Bittersweet meeting!!!

I am not the best writer in English. For that matter, I am not the best writer in any other language. I have run ons in my sentences, I sometimes let my participles dangle and I start my sentences with conjunctions. That said, there are two teachers in my life that I remember the most who were deeply influential in whatever grasp I have over the language English. This trip, I managed to locate one of them – Ms. Devyani (thru Mrs Bose). The other one was a Mr. Samanta.

He used to come to our house in his bicycle on his way back from Shivaji Boys High School with a “pan” in his mouth, wearing a flowery shirt and then for hours, would sit with me and help me thru the difficulty of giving expression to your thoughts in a well arranged sequence of English words.

Then I became I close to his son – Kaushik – who was of the same age as I, but we never studied in the same school. I can certainly recollect spending quite a few afternoons with Kaushik and Avijit – my best friend of those days. If we were not solving global hunger problems during those sessions, we were probably solving even bigger problems like how to impress the next door neighbor girl.

Regrettably, my long searches for them about ten years back came to the worst possible way of ending. I learnt that both of them were no more. By the time I had managed to locate them, they had both escaped me by a couple of years.

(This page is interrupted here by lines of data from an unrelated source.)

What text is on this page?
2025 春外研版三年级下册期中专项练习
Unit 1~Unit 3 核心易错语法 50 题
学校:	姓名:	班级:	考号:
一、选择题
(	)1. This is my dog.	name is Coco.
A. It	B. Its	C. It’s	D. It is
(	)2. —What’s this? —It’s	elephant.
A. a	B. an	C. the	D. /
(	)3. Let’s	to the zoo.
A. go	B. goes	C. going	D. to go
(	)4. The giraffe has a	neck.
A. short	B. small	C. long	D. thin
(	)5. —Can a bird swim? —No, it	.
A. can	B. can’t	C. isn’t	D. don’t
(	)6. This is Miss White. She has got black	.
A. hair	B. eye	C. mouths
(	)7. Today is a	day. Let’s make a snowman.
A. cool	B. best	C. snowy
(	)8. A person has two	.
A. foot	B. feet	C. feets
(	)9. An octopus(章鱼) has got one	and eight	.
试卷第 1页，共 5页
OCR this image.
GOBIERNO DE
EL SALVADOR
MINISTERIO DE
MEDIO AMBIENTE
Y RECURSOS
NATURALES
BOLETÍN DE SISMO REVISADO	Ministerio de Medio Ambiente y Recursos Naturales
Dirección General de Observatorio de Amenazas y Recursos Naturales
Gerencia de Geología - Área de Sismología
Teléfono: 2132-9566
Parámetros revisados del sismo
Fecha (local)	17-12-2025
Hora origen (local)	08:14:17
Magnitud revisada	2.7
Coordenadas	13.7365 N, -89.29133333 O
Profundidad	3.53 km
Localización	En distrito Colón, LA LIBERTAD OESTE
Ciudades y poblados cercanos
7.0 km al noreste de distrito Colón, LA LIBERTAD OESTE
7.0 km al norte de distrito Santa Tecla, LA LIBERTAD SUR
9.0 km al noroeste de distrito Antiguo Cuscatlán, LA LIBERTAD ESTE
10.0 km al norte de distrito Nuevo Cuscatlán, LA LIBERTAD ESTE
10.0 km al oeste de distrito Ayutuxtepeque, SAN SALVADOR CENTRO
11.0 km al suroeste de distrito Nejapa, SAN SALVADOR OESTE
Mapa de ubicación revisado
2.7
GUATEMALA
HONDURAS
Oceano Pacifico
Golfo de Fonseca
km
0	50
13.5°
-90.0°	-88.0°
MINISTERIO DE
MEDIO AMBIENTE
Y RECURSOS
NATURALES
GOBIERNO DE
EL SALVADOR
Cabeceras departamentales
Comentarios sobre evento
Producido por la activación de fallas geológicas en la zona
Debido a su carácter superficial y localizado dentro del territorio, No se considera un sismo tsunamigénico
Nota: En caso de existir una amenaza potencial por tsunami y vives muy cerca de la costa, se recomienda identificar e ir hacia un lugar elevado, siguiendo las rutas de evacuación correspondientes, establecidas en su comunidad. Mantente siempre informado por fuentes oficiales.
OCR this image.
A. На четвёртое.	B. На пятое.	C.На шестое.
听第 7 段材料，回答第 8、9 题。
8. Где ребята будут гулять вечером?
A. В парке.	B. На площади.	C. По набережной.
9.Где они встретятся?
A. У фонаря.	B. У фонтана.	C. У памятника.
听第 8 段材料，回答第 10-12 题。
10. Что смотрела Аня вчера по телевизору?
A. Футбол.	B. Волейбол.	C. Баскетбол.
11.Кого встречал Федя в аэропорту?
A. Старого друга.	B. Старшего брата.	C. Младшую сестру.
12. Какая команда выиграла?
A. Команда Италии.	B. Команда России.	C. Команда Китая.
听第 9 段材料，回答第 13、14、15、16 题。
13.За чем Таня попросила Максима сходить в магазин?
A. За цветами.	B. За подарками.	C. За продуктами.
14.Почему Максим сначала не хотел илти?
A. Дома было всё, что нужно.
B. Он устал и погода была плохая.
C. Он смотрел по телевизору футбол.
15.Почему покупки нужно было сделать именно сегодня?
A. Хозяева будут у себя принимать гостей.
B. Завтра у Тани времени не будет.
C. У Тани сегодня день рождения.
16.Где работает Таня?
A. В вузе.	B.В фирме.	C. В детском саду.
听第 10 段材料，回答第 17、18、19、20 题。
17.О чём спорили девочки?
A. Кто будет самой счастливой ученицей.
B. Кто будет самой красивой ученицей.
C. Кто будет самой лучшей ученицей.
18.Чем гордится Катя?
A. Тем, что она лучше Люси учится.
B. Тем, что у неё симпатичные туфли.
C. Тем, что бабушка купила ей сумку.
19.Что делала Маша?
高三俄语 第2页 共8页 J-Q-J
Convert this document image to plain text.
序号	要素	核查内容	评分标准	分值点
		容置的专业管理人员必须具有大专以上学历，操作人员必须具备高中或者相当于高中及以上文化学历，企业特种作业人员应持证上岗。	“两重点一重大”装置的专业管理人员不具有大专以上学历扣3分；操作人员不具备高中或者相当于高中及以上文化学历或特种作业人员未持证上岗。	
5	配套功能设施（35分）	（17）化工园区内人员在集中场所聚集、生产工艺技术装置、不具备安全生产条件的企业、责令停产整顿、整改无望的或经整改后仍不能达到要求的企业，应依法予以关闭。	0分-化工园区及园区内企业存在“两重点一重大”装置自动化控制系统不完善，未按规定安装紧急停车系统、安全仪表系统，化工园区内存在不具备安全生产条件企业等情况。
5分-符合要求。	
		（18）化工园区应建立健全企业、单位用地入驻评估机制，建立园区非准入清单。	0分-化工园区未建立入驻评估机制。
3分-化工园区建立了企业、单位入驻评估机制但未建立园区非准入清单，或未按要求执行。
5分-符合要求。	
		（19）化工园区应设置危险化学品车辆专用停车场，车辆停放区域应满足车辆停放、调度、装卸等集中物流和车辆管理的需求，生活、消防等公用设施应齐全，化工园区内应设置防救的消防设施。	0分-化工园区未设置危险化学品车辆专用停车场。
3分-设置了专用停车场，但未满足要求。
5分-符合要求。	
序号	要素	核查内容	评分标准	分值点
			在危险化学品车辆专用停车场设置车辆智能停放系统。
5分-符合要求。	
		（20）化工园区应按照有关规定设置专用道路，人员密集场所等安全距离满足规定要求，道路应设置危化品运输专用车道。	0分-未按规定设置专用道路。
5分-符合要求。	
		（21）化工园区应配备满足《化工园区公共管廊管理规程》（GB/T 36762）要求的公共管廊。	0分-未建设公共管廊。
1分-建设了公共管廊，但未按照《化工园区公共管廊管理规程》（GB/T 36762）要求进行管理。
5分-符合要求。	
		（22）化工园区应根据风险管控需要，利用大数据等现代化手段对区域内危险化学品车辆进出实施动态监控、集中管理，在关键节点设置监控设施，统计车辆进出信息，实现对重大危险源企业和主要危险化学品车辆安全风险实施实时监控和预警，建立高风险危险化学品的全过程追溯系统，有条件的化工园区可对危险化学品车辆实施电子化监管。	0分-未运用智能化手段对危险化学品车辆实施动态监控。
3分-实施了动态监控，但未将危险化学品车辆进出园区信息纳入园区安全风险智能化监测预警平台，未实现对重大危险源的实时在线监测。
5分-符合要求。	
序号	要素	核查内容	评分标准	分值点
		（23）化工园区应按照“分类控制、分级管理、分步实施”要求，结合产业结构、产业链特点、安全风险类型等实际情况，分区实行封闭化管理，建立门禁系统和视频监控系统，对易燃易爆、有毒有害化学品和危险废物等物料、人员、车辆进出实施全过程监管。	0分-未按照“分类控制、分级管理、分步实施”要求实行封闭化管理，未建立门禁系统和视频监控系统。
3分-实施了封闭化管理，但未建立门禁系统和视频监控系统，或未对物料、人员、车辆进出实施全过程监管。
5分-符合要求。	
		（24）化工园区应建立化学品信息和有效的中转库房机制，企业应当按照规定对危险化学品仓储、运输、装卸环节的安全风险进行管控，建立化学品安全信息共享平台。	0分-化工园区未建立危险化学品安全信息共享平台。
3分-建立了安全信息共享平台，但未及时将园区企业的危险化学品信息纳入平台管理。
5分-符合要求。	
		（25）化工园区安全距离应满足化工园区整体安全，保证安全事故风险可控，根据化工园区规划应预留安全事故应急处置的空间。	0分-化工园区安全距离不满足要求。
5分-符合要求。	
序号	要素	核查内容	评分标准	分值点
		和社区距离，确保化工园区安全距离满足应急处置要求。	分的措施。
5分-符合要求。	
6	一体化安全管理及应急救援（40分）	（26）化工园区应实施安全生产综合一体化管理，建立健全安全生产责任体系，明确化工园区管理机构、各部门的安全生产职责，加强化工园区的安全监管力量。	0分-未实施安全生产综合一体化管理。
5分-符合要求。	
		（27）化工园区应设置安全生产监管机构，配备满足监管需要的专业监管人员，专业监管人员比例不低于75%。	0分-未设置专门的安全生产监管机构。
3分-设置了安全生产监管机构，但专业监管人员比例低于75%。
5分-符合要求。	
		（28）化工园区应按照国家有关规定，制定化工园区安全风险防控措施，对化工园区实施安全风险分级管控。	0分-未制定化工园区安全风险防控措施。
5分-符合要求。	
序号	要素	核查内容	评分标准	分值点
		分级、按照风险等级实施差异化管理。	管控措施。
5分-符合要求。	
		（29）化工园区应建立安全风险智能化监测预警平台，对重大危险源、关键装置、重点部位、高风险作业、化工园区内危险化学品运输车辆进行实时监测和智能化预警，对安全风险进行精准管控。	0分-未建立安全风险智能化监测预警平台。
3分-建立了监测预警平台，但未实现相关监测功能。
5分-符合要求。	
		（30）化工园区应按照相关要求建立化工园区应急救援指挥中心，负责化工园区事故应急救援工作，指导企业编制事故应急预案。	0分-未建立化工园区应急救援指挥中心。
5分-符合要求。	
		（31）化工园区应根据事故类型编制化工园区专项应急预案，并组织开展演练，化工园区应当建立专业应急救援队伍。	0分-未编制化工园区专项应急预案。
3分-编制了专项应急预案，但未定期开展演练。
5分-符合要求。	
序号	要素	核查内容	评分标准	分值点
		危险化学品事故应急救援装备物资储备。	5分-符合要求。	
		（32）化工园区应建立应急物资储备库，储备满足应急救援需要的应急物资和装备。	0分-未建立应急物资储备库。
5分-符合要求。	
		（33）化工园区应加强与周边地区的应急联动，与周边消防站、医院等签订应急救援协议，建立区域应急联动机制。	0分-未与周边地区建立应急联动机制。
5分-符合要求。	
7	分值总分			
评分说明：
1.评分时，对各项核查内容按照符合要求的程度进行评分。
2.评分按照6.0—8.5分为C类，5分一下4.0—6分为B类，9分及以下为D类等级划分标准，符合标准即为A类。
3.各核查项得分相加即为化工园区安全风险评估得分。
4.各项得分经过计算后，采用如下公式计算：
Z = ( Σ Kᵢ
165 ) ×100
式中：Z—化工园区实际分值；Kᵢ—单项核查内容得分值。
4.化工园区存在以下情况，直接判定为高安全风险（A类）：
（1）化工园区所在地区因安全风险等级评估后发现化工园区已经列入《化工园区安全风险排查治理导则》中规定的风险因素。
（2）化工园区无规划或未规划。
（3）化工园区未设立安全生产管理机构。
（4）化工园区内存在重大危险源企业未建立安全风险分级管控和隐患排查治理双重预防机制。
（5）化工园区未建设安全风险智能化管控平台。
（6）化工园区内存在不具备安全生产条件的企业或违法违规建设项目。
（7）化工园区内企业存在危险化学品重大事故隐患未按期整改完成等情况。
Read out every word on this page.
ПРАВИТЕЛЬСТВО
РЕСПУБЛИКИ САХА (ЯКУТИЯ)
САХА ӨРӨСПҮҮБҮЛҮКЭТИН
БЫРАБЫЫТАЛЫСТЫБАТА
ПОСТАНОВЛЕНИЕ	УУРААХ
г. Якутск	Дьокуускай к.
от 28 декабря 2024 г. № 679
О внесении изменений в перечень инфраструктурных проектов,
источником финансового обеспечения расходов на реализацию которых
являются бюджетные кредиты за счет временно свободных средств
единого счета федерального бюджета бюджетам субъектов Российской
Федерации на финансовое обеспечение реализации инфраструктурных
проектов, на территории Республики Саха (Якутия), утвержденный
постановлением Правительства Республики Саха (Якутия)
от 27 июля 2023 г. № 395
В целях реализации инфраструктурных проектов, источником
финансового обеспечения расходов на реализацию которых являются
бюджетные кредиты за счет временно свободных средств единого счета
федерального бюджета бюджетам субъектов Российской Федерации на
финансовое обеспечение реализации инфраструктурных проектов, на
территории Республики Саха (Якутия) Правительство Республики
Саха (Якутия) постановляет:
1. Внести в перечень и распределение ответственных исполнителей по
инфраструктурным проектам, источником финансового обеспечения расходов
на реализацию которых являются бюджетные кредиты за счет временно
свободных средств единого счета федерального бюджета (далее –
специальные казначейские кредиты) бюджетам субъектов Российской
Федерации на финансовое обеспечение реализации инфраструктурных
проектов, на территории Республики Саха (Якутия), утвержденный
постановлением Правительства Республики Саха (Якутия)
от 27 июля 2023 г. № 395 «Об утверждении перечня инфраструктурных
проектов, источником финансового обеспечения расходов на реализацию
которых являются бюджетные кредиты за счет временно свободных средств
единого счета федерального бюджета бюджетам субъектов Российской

As I sat last evening with Papiya-di (my teacher’s daughter who also had become close to me in the early eighties) and Sourav-da (her husband and my senior from middle school) before getting ready for the long flight back to US, I could not help having the pangs of regret of not getting a chance to say one last Thank you to Mr. Samanta or sitting down with Kaushik for one last afternoon of getting the world closer to a few more solutions!

If anything helped me thru that struggle, it was what a great company Papiya-di and Sourav-da were. We have very similar interests in terms of adventure, visiting places that are slightly off the usual touristy interests, importance of staying fit (Papiya-di is a gym rat) and in general how to prioritize time in life. Both of them are accomplished photographers. I am no where even close to them, but I knew enough to be dangerous during our conversations.

The last time I saw Papiya-di was somewhere around the late eighties (I think it was 1989) when I walked into Mr. Samanta’s house to say Hi (I think I had just come home from Chennai) and landed in the middle of a big drama. Mrs. Samanta complained to me about some hissy fit Papiya-di was throwing about her impending wedding. In spite of me giving extreme details of what happened that day, Papiya-di conveniently washed her hands off any role in that drama. Fortunately, Sourav-da remembered enough to back my story up!

I might have to come back to spill more beans on Papiya-di till she owns up!!